Frost & Sullivan: Mobile WiMAX is now or never

By admin at 23 June, 2008, 9:01 pm

For analysts at Frost & Sullivan, Mobile WiMAX technology has a chance to survive if certifications and infrastructure deployments occur in 2008. For next year, it will already be too late.

The Mobile WiMAX has long been viewed as an effective alternative to 3G networks, providing transfer speeds and a superior architecture is closer to the ideal of all-IP networks. However, most observers believed that competition from another technology, LTE (Long Term Evolution), requires that the WiMAX will be worth in two years.

For the research firm Frost & Sullivan, the threat is even more serious: the first Mobile WiMAX networks and certification of products must be validated by 2008 without which this mobile technology not ever take off.

This dark omen is motivated by the repeated delays in several areas: delays in certification by the WiMAX Forum, a network of Sprint Nextel XOHM postponed to September 2008 when he was originally scheduled for spring but also increase rapidly certifications LTE , Which inexorably gain the development gap of two years between these competing technologies.

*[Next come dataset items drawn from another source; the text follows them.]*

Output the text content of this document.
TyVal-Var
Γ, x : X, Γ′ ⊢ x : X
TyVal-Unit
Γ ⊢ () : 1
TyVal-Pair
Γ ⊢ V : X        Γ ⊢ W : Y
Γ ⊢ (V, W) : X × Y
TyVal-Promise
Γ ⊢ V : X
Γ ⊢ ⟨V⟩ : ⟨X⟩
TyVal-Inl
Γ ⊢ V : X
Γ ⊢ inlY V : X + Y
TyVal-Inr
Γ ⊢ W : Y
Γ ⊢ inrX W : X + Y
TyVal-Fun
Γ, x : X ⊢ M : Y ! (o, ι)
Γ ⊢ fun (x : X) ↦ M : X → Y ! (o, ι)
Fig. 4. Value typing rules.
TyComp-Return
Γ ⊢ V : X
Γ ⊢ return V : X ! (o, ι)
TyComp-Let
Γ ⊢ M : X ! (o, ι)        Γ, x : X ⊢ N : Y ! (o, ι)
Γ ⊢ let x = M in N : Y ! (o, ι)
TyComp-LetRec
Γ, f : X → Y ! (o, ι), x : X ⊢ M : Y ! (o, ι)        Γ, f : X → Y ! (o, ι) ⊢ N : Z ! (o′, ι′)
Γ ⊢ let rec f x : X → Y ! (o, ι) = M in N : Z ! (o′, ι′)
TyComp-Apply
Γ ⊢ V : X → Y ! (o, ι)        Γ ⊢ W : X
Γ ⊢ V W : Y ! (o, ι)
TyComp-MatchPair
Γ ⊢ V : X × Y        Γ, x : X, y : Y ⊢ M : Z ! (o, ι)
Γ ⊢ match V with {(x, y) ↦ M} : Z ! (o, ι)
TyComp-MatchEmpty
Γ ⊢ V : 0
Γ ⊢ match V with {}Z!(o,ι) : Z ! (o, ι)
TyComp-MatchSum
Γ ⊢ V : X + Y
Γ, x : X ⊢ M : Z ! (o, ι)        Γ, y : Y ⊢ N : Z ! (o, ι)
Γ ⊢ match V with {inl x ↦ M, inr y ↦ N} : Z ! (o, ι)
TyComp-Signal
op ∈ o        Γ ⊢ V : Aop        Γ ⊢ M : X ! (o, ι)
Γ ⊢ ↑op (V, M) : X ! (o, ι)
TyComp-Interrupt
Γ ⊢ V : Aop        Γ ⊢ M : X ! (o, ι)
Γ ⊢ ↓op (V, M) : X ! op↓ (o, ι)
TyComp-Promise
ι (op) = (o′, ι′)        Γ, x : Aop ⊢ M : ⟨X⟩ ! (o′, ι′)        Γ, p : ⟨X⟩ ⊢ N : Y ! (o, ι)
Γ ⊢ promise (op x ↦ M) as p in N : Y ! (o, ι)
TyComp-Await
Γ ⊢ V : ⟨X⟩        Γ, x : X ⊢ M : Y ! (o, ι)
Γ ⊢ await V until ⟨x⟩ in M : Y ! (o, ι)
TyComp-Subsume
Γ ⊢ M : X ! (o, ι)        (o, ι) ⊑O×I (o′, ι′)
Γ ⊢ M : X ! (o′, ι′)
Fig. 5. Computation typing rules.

The survival of Mobile WiMAX is at stake
Technical problems may also make them think operators: while LTE is an extension of 3G networks and will remain backward compatible with them, the Mobile WiMAX does not offer this possibility. A terminal WiMAX can not switch seamlessly on cellular networks in case of non-covered area WiMAX.

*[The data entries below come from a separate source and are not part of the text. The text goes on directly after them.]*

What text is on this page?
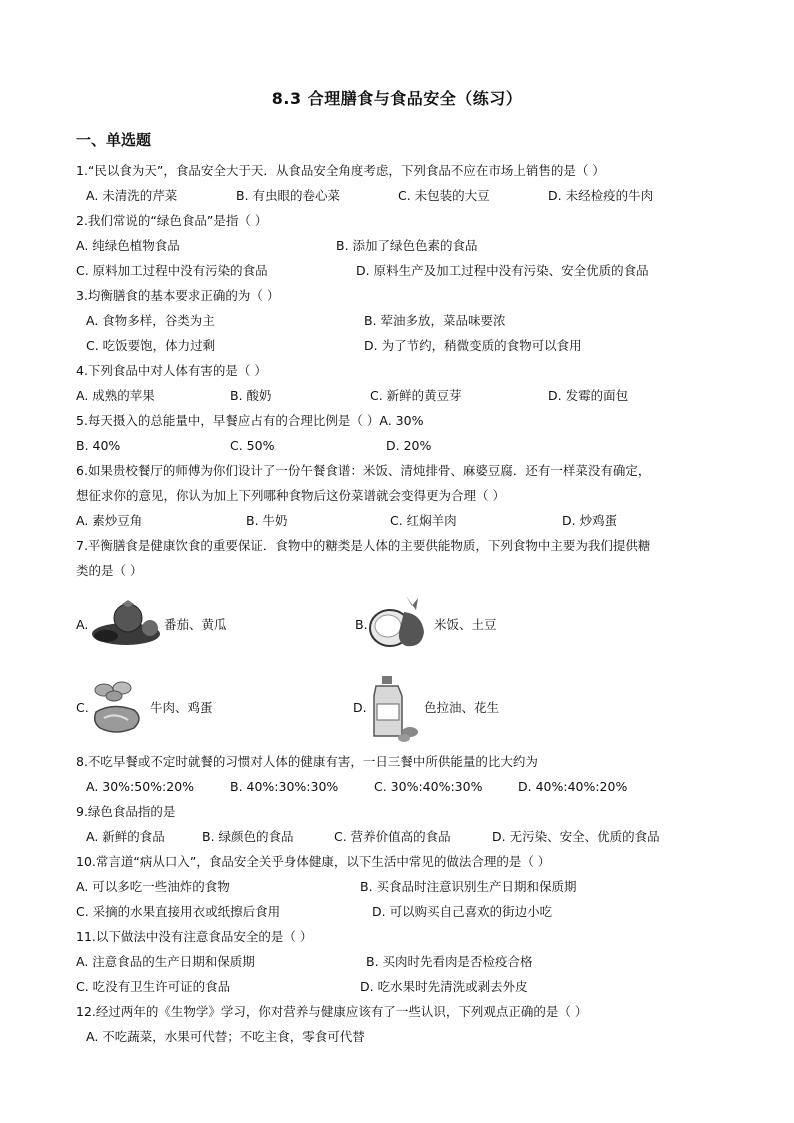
8.3 合理膳食与食品安全（练习）
一、单选题
1.“民以食为天”，食品安全大于天．从食品安全角度考虑，下列食品不应在市场上销售的是（ ）
A. 未清洗的芹菜	B. 有虫眼的卷心菜	C. 未包装的大豆	D. 未经检疫的牛肉
2.我们常说的“绿色食品”是指（ ）
A. 纯绿色植物食品	B. 添加了绿色色素的食品
C. 原料加工过程中没有污染的食品	D. 原料生产及加工过程中没有污染、安全优质的食品
3.均衡膳食的基本要求正确的为（ ）
A. 食物多样，谷类为主	B. 荤油多放，菜品味要浓
C. 吃饭要饱，体力过剩	D. 为了节约，稍微变质的食物可以食用
4.下列食品中对人体有害的是（ ）
A. 成熟的苹果	B. 酸奶	C. 新鲜的黄豆芽	D. 发霉的面包
5.每天摄入的总能量中，早餐应占有的合理比例是（ ）A. 30%
B. 40%	C. 50%	D. 20%
6.如果贵校餐厅的师傅为你们设计了一份午餐食谱：米饭、清炖排骨、麻婆豆腐．还有一样菜没有确定，
想征求你的意见，你认为加上下列哪种食物后这份菜谱就会变得更为合理（ ）
A. 素炒豆角	B. 牛奶	C. 红焖羊肉	D. 炒鸡蛋
7.平衡膳食是健康饮食的重要保证．食物中的糖类是人体的主要供能物质，下列食物中主要为我们提供糖
类的是（ ）
A.	番茄、黄瓜	B.	米饭、土豆
C.	牛肉、鸡蛋	D.	色拉油、花生
8.不吃早餐或不定时就餐的习惯对人体的健康有害，一日三餐中所供能量的比大约为
A. 30%:50%:20%	B. 40%:30%:30%	C. 30%:40%:30%	D. 40%:40%:20%
9.绿色食品指的是
A. 新鲜的食品	B. 绿颜色的食品	C. 营养价值高的食品	D. 无污染、安全、优质的食品
10.常言道“病从口入”，食品安全关乎身体健康，以下生活中常见的做法合理的是（ ）
A. 可以多吃一些油炸的食物	B. 买食品时注意识别生产日期和保质期
C. 采摘的水果直接用衣或纸擦后食用	D. 可以购买自己喜欢的街边小吃
11.以下做法中没有注意食品安全的是（ ）
A. 注意食品的生产日期和保质期	B. 买肉时先看肉是否检疫合格
C. 吃没有卫生许可证的食品	D. 吃水果时先清洗或剥去外皮
12.经过两年的《生物学》学习，你对营养与健康应该有了一些认识，下列观点正确的是（ ）
A. 不吃蔬菜，水果可代替；不吃主食，零食可代替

On the other hand, Mobile WiMAX is not as optimized as its competitor to manage the flow of both voice and data. which may present a disadvantage compared to Dual mode terminals combining cellular and WiFi networks.

Hence the questioning of the economic model: users accept they install a WiMAX terminal for data, as a tablet or UMPC type MID, and a phone compatible with cellular networks for voice?

All these questions lead analysts Frost & Sullivan to believe that 2008 is a decisive year about the credibility of Mobile WiMAX as a mobile network technology. At the current pace of development, the first visible aspects of LTE are effective as of the end of 2009.

In this scenario, the only hope for proponents of WiMAX then lie in merging some of its components with LTE, which can reach a unified standard ready for 4G to 1 Gbps, but not before 6 or 7 years. The idea is gaining ground but has not yet found an early realization.